Outside, the fog had managed a complete success; he saw, with one brief sideways glance, that it inhabited the world right to the window of his library. Well, he thought, anyhow we're spared another one of those brilliant, radioactive-particles-in-suspension-for-all-eternity sunsets.
"Your flapple, Miss Hackett," the leady announced, "is at the main entrance and I hear by remote that your type II chauffeur holds the door open for you. And due to the evening vapors one of Mr. Adams' household servants will shed warm air about you until you are tucked safely inside."
"Jeez," Joseph Adams said, and shook his head.
Colleen said, "You teached it, dear. It got its precious jargony linguistic habits straight out of you."
"Because," he said bitterly, "I like style and pomp and ritual." Turning to her, appealing, he said, "Brose told me in a memo, it showed up at the Agency directly from his own bureau in Geneva, that this speech has to use a squirrel as the operational entity. What can you say about them that hasn't already been said? They save; they're thrifty. We know that. Do they do anything else good that you know of, that you could _hang_ a goddam _moral_ on?" And he thought, they're all dead. There just isn't such a life form any more. But we still extol its virtues... after having exterminated it as a race.
On the keyboard of the rhetorizor he vigorously, with deliberation, punched two new semantic units. _Squirrel_. And--_genocide_.
The machine, presently, declared, "The funniest thing happened to me on my way to the bank, yesterday.

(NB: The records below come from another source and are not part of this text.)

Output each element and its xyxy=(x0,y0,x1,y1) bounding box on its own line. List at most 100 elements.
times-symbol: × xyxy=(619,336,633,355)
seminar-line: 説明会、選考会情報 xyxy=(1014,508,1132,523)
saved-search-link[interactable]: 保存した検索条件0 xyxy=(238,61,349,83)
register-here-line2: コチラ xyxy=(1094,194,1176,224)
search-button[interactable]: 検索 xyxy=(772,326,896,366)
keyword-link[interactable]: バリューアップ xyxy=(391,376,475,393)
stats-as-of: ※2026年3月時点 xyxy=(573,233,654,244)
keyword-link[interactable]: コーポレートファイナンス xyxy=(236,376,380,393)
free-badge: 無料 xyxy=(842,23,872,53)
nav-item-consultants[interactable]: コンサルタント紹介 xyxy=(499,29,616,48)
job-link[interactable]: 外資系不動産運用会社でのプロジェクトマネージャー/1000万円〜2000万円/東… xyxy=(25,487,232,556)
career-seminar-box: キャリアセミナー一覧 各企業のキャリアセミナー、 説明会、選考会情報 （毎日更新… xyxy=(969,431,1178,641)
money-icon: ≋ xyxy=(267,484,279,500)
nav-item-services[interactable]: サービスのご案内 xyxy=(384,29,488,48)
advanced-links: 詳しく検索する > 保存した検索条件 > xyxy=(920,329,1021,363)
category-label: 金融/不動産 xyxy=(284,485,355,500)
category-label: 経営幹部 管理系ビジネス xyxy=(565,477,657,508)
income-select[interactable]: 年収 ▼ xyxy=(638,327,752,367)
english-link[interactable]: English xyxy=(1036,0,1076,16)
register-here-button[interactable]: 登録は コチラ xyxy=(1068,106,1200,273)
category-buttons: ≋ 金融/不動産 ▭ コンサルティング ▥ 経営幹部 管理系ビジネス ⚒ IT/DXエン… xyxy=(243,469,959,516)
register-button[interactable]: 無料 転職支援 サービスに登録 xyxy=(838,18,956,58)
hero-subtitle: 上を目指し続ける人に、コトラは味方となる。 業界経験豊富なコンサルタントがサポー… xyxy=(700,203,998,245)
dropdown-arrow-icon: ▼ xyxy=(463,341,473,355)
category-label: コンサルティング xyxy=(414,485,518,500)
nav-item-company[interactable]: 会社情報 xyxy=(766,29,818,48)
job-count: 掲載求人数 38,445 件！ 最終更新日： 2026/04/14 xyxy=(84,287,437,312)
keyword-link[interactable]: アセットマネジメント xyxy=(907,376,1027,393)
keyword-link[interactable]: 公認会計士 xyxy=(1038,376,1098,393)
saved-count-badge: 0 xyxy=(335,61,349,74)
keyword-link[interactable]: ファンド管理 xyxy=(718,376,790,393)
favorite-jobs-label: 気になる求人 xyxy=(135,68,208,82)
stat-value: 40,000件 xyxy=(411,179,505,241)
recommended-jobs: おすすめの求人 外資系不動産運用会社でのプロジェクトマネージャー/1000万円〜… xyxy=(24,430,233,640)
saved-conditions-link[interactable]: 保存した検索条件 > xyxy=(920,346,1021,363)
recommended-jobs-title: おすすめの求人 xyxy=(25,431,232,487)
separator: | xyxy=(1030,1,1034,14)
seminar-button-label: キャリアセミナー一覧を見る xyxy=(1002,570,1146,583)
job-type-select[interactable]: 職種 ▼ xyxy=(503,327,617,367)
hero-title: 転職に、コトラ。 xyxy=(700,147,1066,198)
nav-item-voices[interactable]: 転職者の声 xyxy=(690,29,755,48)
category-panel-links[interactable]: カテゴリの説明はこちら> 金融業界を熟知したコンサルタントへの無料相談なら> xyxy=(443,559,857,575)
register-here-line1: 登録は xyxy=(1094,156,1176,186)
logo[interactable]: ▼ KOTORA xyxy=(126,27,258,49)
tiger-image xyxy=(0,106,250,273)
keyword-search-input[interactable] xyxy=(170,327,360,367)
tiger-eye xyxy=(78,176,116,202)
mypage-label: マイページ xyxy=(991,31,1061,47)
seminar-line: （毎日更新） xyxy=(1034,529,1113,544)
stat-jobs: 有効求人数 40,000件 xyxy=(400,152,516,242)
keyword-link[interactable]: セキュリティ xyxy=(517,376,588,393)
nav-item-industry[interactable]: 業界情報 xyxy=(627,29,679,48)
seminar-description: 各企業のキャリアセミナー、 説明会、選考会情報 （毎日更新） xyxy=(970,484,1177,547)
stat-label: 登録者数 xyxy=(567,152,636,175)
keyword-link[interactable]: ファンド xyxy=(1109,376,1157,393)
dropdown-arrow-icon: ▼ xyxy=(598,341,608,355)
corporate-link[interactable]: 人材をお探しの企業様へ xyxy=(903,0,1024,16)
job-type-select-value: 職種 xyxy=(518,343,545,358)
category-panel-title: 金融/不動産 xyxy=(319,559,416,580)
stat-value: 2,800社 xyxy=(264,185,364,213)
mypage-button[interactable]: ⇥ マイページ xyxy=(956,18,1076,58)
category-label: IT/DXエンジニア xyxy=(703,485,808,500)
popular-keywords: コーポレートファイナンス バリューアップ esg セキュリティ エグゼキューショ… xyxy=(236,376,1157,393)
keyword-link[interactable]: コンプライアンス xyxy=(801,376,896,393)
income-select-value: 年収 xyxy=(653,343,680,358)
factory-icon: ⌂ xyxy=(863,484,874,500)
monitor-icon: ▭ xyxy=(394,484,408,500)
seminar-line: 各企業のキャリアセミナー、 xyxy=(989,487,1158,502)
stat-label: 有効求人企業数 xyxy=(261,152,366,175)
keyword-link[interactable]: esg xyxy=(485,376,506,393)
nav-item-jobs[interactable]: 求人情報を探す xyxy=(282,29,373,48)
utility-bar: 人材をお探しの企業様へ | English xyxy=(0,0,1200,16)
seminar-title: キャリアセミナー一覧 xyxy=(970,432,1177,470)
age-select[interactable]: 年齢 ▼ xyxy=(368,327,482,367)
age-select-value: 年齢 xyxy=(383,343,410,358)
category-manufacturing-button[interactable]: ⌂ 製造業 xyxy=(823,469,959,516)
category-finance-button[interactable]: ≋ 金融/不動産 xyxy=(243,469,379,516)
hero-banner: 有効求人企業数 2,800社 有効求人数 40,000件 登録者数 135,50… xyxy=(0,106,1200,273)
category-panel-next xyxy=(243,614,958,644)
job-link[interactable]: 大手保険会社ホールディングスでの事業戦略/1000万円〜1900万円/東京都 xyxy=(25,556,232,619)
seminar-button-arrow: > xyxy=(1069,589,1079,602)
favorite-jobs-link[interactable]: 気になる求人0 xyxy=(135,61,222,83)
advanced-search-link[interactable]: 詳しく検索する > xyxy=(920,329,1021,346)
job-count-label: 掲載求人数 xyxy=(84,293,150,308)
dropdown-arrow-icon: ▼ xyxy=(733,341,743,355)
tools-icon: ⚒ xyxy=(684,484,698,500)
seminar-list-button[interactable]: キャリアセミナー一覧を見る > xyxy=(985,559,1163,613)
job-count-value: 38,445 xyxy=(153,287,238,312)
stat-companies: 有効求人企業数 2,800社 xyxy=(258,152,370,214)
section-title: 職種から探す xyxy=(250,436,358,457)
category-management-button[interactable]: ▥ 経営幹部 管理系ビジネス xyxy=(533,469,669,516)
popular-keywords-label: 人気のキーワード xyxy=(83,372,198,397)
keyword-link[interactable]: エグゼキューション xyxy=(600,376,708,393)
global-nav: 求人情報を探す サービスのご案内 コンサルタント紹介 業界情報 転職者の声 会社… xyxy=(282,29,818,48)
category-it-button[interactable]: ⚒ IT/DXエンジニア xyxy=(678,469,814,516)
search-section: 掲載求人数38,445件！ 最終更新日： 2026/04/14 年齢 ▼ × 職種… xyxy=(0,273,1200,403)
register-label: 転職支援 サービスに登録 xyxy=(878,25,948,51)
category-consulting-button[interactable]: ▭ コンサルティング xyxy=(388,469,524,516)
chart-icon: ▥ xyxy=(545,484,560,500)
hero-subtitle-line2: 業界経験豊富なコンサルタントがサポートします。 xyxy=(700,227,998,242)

I happened to pass through Central Park, and you know how--"
Incredulous, staring at the machine, Joe said, "_You_ passed through Central Park yesterday? Central Park's been gone forty years."
"Joe, it's just a machine." Cloak on, she returned momentarily to kiss him goodnight.
"But the thing's insane," he protested. "And it said 'funny' when I fed in _genocide_. Did you--"
"It's reminiscing," Colleen said, trying to explain it to him; she knelt briefly, touched his face with her fingers and peered at him, eye to eye. "I love you," she said, "but you're going to die; you're going to rupture yourself working. Through my office at the Agency I'll file a formal petition to Brose, asking if you can take two weeks off. I have something for you, a gift; one of my leadies dug it up near my villa; legally within the boundaries of my demesne, as per that recent little interchange my leadies had with those of my north neighbor's."
"A book." He felt a flicker within him, the peaked flame of life.
"An especially good book, the real prewar thing, not a Xeroxed copy. Know what of?"
"_Alice in Wonderland_." He had heard so much about that, had always wanted to own it and read it.
"Better. One of those outrageously funny books from the 1960s--in good shape: both front and back covers intact. A self-help book; _How I Tranquilized Myself by Drinking Onion Juice_ or some such thing. _I Made a Million Dollars by Leading Two-And-a-Half Lives For the FBI_. Or--"
He said, "Colleen, one day I looked out the window and I saw a squirrel."